One of the original motivating factors for the design was known as the “Architect Scenario”, in which Newton’s designers imagined a residential architect working quickly with a client to sketch and interactively modify a simple two-dimensional home plan.
The end result was a however what became a template for future PDAs. Its initial version rolled off with a variety of software to aid in personal data organization and management.
This included applications as Notes, Names, and Dates, as well as a variety of productivity tools such as a calculator (metric conversions, currency conversions), time-zone maps, and a handwriting recognition, which worked even with the display rotated.

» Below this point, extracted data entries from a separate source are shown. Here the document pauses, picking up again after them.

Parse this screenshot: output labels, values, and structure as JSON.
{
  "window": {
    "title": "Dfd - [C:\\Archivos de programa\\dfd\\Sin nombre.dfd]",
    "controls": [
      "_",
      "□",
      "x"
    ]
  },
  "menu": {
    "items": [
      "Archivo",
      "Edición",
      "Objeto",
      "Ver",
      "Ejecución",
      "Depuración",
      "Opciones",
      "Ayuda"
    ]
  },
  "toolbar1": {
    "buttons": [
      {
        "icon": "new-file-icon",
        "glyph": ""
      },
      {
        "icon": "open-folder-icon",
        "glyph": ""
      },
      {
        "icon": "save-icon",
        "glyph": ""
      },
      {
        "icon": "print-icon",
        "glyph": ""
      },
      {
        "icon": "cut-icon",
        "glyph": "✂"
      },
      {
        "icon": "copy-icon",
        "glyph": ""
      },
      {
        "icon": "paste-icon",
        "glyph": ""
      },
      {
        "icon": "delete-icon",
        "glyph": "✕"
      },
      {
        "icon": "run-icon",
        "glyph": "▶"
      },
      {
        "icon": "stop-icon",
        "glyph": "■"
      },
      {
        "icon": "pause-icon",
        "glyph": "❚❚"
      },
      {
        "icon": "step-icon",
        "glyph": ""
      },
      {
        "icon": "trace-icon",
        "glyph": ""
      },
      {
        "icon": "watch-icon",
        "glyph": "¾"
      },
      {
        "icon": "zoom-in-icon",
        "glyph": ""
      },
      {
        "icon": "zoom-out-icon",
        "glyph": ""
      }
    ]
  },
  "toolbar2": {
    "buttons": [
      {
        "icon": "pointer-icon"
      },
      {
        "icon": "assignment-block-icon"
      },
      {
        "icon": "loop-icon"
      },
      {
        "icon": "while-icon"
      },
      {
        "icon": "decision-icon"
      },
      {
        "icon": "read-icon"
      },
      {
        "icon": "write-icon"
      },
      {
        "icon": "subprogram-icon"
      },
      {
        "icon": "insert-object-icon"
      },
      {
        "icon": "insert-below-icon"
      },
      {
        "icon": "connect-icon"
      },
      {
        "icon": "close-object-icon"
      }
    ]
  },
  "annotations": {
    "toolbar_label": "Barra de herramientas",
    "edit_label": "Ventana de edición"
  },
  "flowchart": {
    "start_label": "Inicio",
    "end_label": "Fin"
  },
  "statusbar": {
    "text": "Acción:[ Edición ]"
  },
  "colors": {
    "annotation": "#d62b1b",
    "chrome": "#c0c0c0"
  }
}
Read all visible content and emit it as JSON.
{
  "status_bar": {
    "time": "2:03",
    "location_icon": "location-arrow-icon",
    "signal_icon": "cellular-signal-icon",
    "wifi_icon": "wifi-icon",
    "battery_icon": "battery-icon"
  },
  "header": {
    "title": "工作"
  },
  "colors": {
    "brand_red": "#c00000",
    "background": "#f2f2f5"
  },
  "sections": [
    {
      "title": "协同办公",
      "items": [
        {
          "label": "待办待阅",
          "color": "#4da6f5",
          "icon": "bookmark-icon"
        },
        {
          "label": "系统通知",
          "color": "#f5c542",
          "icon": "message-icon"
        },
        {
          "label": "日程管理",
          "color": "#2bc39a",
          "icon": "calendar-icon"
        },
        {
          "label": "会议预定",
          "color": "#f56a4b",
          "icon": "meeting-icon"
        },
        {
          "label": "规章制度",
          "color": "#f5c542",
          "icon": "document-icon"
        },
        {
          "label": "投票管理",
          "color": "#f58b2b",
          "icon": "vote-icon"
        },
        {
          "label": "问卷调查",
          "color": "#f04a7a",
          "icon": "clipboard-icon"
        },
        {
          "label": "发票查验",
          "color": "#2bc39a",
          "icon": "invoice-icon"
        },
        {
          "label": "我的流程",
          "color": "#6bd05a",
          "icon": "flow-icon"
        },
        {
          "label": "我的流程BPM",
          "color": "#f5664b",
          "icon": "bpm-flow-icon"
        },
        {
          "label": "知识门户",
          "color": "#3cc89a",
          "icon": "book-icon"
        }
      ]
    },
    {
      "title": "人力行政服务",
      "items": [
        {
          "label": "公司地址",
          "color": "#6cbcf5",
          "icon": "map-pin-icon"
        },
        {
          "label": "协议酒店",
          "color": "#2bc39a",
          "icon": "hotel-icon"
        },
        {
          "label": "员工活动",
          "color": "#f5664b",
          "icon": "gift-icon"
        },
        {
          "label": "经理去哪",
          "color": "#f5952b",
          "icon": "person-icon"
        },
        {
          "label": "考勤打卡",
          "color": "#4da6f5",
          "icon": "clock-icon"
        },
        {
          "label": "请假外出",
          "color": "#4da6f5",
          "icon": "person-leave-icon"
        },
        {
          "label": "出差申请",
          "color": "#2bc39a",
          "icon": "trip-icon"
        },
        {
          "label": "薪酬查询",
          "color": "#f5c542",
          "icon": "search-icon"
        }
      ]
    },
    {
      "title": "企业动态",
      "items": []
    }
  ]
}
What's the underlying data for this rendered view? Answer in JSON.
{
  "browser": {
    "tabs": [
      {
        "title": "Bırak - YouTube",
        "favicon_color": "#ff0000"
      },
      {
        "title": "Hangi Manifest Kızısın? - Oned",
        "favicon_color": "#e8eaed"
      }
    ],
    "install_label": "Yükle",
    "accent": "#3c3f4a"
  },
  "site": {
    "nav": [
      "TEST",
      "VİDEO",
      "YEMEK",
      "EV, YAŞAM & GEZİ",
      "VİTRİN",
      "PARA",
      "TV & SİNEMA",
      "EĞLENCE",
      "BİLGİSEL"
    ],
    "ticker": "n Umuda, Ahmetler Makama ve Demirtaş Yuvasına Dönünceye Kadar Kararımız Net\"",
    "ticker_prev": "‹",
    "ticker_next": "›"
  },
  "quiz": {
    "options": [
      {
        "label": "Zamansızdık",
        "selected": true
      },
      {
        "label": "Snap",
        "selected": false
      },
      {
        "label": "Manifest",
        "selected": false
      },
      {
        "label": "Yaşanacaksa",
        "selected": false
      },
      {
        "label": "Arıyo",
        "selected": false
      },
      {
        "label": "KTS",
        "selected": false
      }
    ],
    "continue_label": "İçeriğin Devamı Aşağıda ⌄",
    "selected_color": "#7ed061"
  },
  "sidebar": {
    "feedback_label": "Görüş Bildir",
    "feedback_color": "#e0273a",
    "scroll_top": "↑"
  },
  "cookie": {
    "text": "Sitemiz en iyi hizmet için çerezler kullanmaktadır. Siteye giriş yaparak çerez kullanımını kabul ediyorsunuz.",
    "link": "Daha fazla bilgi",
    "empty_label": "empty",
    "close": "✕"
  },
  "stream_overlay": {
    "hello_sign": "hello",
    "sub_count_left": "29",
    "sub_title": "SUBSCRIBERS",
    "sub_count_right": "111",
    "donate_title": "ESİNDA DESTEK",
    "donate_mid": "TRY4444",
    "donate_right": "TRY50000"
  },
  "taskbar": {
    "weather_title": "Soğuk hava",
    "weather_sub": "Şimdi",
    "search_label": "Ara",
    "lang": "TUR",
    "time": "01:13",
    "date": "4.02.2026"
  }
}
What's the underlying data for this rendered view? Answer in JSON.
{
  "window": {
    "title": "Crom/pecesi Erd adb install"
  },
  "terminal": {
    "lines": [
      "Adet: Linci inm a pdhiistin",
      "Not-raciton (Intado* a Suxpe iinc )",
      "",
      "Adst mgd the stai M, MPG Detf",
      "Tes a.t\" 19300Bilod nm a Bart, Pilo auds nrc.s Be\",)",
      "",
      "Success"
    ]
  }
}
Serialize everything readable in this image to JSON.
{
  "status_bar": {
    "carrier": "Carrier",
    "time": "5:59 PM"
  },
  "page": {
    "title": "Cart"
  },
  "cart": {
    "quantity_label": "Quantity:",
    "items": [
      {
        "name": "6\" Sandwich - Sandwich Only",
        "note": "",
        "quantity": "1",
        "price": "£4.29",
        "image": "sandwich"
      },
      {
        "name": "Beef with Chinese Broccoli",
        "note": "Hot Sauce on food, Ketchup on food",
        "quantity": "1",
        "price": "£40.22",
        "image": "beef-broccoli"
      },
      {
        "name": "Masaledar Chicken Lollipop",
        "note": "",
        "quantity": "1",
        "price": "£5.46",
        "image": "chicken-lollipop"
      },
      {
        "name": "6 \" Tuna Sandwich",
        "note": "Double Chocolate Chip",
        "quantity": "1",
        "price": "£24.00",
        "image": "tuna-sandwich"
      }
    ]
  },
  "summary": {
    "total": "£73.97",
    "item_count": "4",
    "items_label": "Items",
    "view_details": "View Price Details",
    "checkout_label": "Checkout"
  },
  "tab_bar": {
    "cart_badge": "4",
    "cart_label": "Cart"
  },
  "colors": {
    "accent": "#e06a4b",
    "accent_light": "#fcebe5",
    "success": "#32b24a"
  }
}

In 1993 before its release, Apple launched a marketing campaign of Newton centered on its allegedly unprecedented handwriting recognition.
When it first appeared in shops, Newton however became a disappointment. It was big (not suitable for pocket), pricy (about $700 for the first model and as much as $1,000 for later), new (no market familiarity) and had software problems (notably, its handwriting recognition was fairly inaccurate and was skewered in the Doonesbury comic strips).
PDAs would remain a niche product until Palm, Inc.‘s (by ex-Apple employee Donna Dubinsky) Palm Pilot emerged shortly before the Newton was discontinued in 1998. The cheaper Palm Pilot was released in 1995 and became a runaway success. It was smaller, thinner and sold at lower cost. It had an excellent PC synchronization and more robust handwriting recognition (Graffiti) system—which had been available first as a software package for the Newton—managed to restore the viability of the PDA market after Newton’s commercial failure.